Three dead, 23 injured after double-decker bus crashes in Ottawa
David Reevely, Jim Bronskill and Jordan Press, The Canadian Press
Published Friday, January 11, 2019 4:48PM EST
Last Updated Friday, January 11, 2019 11:07PM EST
OTTAWA -- Three people were killed and 23 injured when a double-decker city bus struck a transit shelter in Ottawa on Friday afternoon, badly damaging the vehicle's upper deck where several people were trapped inside.
The driver of the bus was arrested at the scene, Chief Charles Bordeleau of the Ottawa police told an evening news conference at city hall. He wouldn't say why she was detained rather than submitting to questions voluntarily.
"Something led us to having to arrest the individual and take them to the station," Bordeleau said.
The crash took place west of downtown at 3:50 p.m., just as dusk was beginning to settle on the coldest day of the winter so far in the capital. The bus was headed to Kanata, a more distant Ottawa suburb.
Mayor Jim Watson said two of the dead were riding the bus and one was on the platform at Westboro station, a major stop on the city's busway.
The vehicle apparently jumped the curb as it approached the station and plowed along the platform, where the roof of a shelter carved deep into the vehicle's second deck. The first seats on the upper level of the bus were crushed together.
During the emergency response, a dozen ambulances lined one side of the transit route, waiting to take injured people away.
One woman who could walk was helped off a bus by two first responders, one supporting each of her arms. Another was wheeled on a gurney in obvious distress, wailing loudly enough to be heard on an overpass above.
Neither Bordeleau nor Watson would speculate on why the bus had left the road. Despite mid-afternoon temperatures of about minus-15, it hadn't snowed in Ottawa Friday and the busway is the top priority for the city's snowplows, salters and sanders.
"We're taking every necessary step to establish all of the facts and will co-operate fully with any investigation," said John Manconi, the general manager of Ottawa's transit service, OC Transpo.
Paramedics said a total of 25 people were taken to hospital, suggesting one of the victims could not be revived at the scene and the other two died after arriving. Of those transported, 14 were in critical condition and 11 were in serious condition, paramedic chief Myles Cassidy said in the news conference later.
"Most of the serious injuries were on the upper-right side of the bus," Bordeleau said. "I want to express my sorrow and condolences of the Ottawa police service and other emergency services."
He said the upper deck of the bus was badly damaged in the crash, trapping several people inside for some time.
The investigation will take a long time and likely would mean the closure of the busway and nearby roads for at least many hours, Bordeleau said.
Gabe Rivett-Carnac arrived at Westboro station on a double-decker bus himself about an hour before the crash. He was in his apartment across the street from the station when he started hearing sirens just after 4 p.m.
He went outside and came across a "chaotic" scene, with at least 30 emergency vehicles, including seven or eight fire trucks, and lots of police and bystanders, he said.
"You could see the entire front portion of the bus had been demolished or cut away, and firefighters were on ladders cutting out the top floor windows," he said. "I saw one person being lowered from the top floor in a seated position."
He said he could tell there would be deaths given the devastation at the scene.
"Based on the way it looked, if there was anybody at the front of the bus at the top … I can't see how they would've been able to get away from that," he said.
His partner usually gets off the bus at that station when coming home from work but she hadn't gone in on Friday, he said, and they were checking in with family and friends who live in the area to see if they're OK.

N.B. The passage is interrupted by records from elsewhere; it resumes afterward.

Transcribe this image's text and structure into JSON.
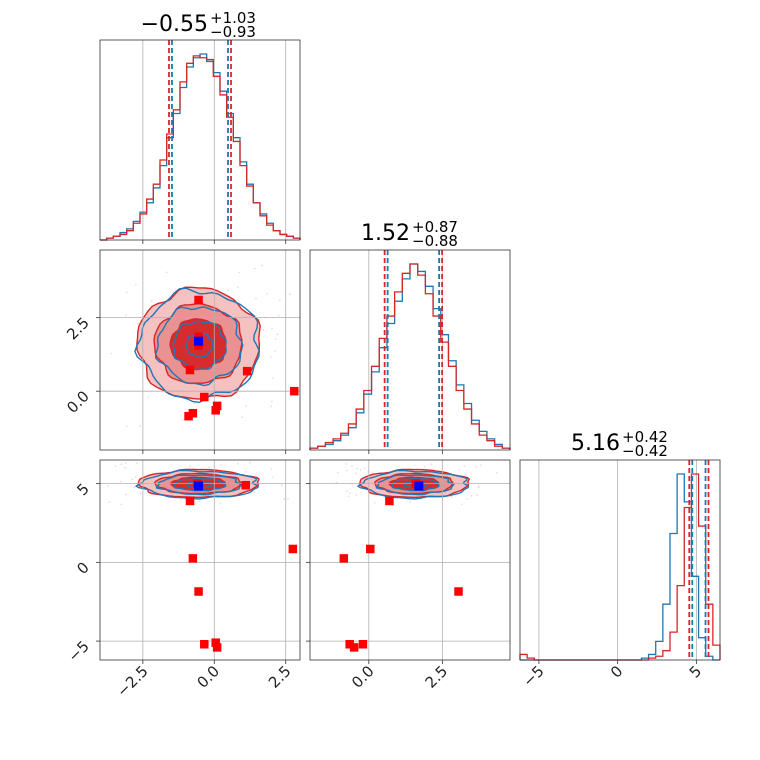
{
  "colors": {
    "blue": "#1f77b4",
    "red": "#d62728",
    "red_marker": "#ff0000",
    "truth_marker": "#0000ff",
    "grid": "#b0b0b0",
    "fill_outer": "#f4b6b6",
    "fill_mid": "#e88a8a",
    "fill_inner": "#d62728"
  },
  "chart_data": {
    "type": "corner",
    "parameters": [
      {
        "title_main": "−0.55",
        "title_plus": "+1.03",
        "title_minus": "−0.93",
        "median": -0.55,
        "lo": -1.48,
        "hi": 0.48
      },
      {
        "title_main": "1.52",
        "title_plus": "+0.87",
        "title_minus": "−0.88",
        "median": 1.52,
        "lo": 0.64,
        "hi": 2.39
      },
      {
        "title_main": "5.16",
        "title_plus": "+0.42",
        "title_minus": "−0.42",
        "median": 5.16,
        "lo": 4.74,
        "hi": 5.58
      }
    ],
    "axis_ranges": {
      "p0": [
        -4.0,
        3.0
      ],
      "p1": [
        -2.0,
        4.8
      ],
      "p2": [
        -6.2,
        6.5
      ]
    },
    "ticks": {
      "x_p0": [
        "−2.5",
        "0.0",
        "2.5"
      ],
      "x_p1": [
        "0.0",
        "2.5"
      ],
      "x_p2": [
        "−5",
        "0",
        "5"
      ],
      "y_p1": [
        "0.0",
        "2.5"
      ],
      "y_p2": [
        "−5",
        "0",
        "5"
      ]
    },
    "tick_values": {
      "x_p0": [
        -2.5,
        0.0,
        2.5
      ],
      "x_p1": [
        0.0,
        2.5
      ],
      "x_p2": [
        -5,
        0,
        5
      ],
      "y_p1": [
        0.0,
        2.5
      ],
      "y_p2": [
        -5,
        0,
        5
      ]
    },
    "hist_blue": {
      "p0": [
        0.0,
        0.01,
        0.02,
        0.04,
        0.06,
        0.1,
        0.15,
        0.2,
        0.28,
        0.4,
        0.55,
        0.68,
        0.82,
        0.93,
        0.98,
        1.0,
        0.96,
        0.9,
        0.8,
        0.68,
        0.55,
        0.42,
        0.3,
        0.2,
        0.14,
        0.09,
        0.05,
        0.03,
        0.02,
        0.01
      ],
      "p1": [
        0.01,
        0.02,
        0.03,
        0.05,
        0.08,
        0.12,
        0.2,
        0.3,
        0.42,
        0.55,
        0.68,
        0.8,
        0.92,
        1.0,
        0.96,
        0.88,
        0.76,
        0.62,
        0.48,
        0.35,
        0.25,
        0.16,
        0.1,
        0.06,
        0.03,
        0.01
      ],
      "p2": [
        0.0,
        0.0,
        0.0,
        0.0,
        0.0,
        0.0,
        0.0,
        0.0,
        0.0,
        0.0,
        0.0,
        0.0,
        0.0,
        0.0,
        0.0,
        0.0,
        0.0,
        0.01,
        0.03,
        0.1,
        0.3,
        0.68,
        1.0,
        0.85,
        0.45,
        0.12,
        0.02,
        0.0
      ]
    },
    "hist_red": {
      "p0": [
        0.0,
        0.01,
        0.02,
        0.03,
        0.05,
        0.09,
        0.14,
        0.22,
        0.3,
        0.43,
        0.57,
        0.7,
        0.85,
        0.95,
        0.99,
        0.98,
        0.97,
        0.88,
        0.78,
        0.66,
        0.53,
        0.4,
        0.29,
        0.2,
        0.13,
        0.08,
        0.05,
        0.03,
        0.02,
        0.01
      ],
      "p1": [
        0.01,
        0.02,
        0.04,
        0.06,
        0.09,
        0.14,
        0.22,
        0.32,
        0.45,
        0.6,
        0.72,
        0.85,
        0.95,
        1.0,
        0.94,
        0.84,
        0.72,
        0.58,
        0.45,
        0.32,
        0.22,
        0.14,
        0.08,
        0.05,
        0.02,
        0.01
      ],
      "p2": [
        0.03,
        0.01,
        0.0,
        0.0,
        0.0,
        0.0,
        0.0,
        0.0,
        0.0,
        0.0,
        0.0,
        0.0,
        0.0,
        0.0,
        0.0,
        0.0,
        0.0,
        0.0,
        0.01,
        0.02,
        0.05,
        0.15,
        0.4,
        0.82,
        1.0,
        0.72,
        0.3,
        0.08
      ]
    },
    "contours": {
      "p0_p1": {
        "center": [
          -0.55,
          1.6
        ],
        "sx": 1.02,
        "sy": 0.9
      },
      "p0_p2": {
        "center": [
          -0.55,
          5.0
        ],
        "sx": 1.0,
        "sy": 0.42
      },
      "p1_p2": {
        "center": [
          1.55,
          5.0
        ],
        "sx": 0.88,
        "sy": 0.42
      }
    },
    "truth_point": {
      "p0": -0.55,
      "p1": 1.7,
      "p2": 4.85
    },
    "red_markers": {
      "p0_p1": [
        [
          -0.55,
          3.1
        ],
        [
          -0.55,
          1.85
        ],
        [
          -0.55,
          1.55
        ],
        [
          -0.85,
          0.72
        ],
        [
          1.15,
          0.68
        ],
        [
          -0.35,
          -0.2
        ],
        [
          0.1,
          -0.5
        ],
        [
          0.05,
          -0.65
        ],
        [
          -0.75,
          -0.75
        ],
        [
          -0.9,
          -0.85
        ],
        [
          2.8,
          0.0
        ]
      ],
      "p0_p2": [
        [
          -0.85,
          3.9
        ],
        [
          -0.75,
          0.25
        ],
        [
          -0.55,
          -1.85
        ],
        [
          -0.35,
          -5.2
        ],
        [
          0.05,
          -5.1
        ],
        [
          0.1,
          -5.4
        ],
        [
          2.75,
          0.85
        ],
        [
          1.1,
          4.9
        ],
        [
          -0.6,
          5.0
        ]
      ],
      "p1_p2": [
        [
          0.7,
          3.9
        ],
        [
          -0.85,
          0.25
        ],
        [
          0.05,
          0.85
        ],
        [
          3.05,
          -1.85
        ],
        [
          -0.65,
          -5.2
        ],
        [
          -0.5,
          -5.4
        ],
        [
          -0.2,
          -5.2
        ],
        [
          1.6,
          5.0
        ]
      ]
    }
  }
}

"You get a knot in the pit of your stomach. I felt like vomiting a couple of times. It's not a comfortable thing to witness and I can't imagine experiencing it."

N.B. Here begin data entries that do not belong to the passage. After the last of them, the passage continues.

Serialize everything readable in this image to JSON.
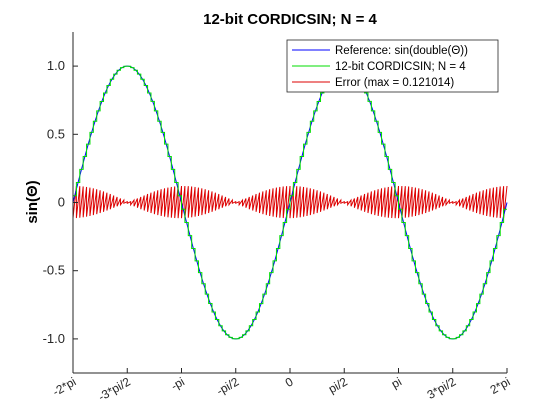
{
  "chart_data": {
    "type": "line",
    "title": "12-bit CORDICSIN; N = 4",
    "xlabel": "",
    "ylabel": "sin(Θ)",
    "xlim": [
      -6.2832,
      6.2832
    ],
    "ylim": [
      -1.25,
      1.25
    ],
    "grid": false,
    "legend_position": "top-right",
    "x_ticks": [
      {
        "value": -6.2832,
        "label": "-2*pi"
      },
      {
        "value": -4.7124,
        "label": "-3*pi/2"
      },
      {
        "value": -3.1416,
        "label": "-pi"
      },
      {
        "value": -1.5708,
        "label": "-pi/2"
      },
      {
        "value": 0,
        "label": "0"
      },
      {
        "value": 1.5708,
        "label": "pi/2"
      },
      {
        "value": 3.1416,
        "label": "pi"
      },
      {
        "value": 4.7124,
        "label": "3*pi/2"
      },
      {
        "value": 6.2832,
        "label": "2*pi"
      }
    ],
    "y_ticks": [
      {
        "value": 1,
        "label": "1.0"
      },
      {
        "value": 0.5,
        "label": "0.5"
      },
      {
        "value": 0,
        "label": "0"
      },
      {
        "value": -0.5,
        "label": "-0.5"
      },
      {
        "value": -1,
        "label": "-1.0"
      }
    ],
    "series": [
      {
        "name": "Reference: sin(double(Θ))",
        "color": "#0000ff",
        "kind": "sin"
      },
      {
        "name": "12-bit CORDICSIN; N = 4",
        "color": "#00dd00",
        "kind": "staircase_sin",
        "steps_per_period": 64
      },
      {
        "name": "Error (max = 0.121014)",
        "color": "#dd0000",
        "kind": "staircase_error",
        "max_error": 0.121014
      }
    ]
  }
}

Politicians, including Prime Minister Justin Trudeau and Ontario Premier Doug Ford, tweeted messages of support.
"To the people of Ottawa, know that the rest of Ontario shares in your sorrow tonight. We grieve with you, and we stand with you," Ford wrote in a longer statement.

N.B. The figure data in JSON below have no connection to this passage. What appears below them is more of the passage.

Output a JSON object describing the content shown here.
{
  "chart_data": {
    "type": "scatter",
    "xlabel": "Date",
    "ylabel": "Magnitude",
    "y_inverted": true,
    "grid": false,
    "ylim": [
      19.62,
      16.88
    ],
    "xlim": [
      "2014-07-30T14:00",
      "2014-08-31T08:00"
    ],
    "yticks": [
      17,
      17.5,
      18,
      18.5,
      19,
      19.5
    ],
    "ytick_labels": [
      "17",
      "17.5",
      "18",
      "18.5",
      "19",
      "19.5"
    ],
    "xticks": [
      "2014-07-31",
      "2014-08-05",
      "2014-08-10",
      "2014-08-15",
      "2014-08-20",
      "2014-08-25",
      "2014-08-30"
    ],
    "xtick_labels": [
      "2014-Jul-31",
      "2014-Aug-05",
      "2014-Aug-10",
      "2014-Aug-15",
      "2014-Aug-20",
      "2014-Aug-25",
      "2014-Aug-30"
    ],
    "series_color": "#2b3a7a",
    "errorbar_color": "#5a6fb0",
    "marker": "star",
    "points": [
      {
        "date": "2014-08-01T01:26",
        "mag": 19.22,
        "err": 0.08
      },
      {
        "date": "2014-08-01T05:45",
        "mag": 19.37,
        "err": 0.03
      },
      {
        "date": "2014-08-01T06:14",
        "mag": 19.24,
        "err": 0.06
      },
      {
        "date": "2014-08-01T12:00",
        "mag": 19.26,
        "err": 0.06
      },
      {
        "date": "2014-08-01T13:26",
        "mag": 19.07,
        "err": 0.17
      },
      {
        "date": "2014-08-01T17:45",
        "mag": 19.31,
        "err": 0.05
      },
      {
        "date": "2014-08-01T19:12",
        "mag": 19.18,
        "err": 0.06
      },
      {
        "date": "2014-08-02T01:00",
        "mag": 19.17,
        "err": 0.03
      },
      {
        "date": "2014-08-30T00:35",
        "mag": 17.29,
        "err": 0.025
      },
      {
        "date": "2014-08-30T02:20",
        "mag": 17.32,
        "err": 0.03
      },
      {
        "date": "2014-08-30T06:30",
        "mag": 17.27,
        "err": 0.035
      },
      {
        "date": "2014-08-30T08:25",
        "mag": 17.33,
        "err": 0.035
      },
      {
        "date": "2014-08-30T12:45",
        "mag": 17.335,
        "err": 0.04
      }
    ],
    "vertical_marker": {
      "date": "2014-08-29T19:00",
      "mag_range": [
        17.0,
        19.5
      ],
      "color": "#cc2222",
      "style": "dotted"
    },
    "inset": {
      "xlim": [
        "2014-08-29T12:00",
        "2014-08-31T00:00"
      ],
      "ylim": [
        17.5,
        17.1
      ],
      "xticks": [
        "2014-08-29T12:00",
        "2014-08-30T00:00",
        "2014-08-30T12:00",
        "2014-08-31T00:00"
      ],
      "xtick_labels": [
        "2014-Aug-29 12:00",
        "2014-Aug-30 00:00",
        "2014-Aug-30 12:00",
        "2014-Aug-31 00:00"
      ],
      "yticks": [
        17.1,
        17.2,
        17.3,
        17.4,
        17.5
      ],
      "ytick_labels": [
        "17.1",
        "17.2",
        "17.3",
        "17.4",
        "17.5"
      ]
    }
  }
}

"Such devastating news. My thoughts and condolences are with the victims, their families and all those affected by this tragedy," wrote Environment Minister Catherine McKenna, who represents the area in Parliament.
In 2013, another Ottawa double-decker bus broke through a warning gate and collided with a Via Rail train in suburban Barrhaven, killing six people as the train sheared off the front of the vehicle. In that case, an investigation found that the cause was a combination of excessive speed, a difficult curve before the tracks and driver distraction from video monitors showing the upper deck.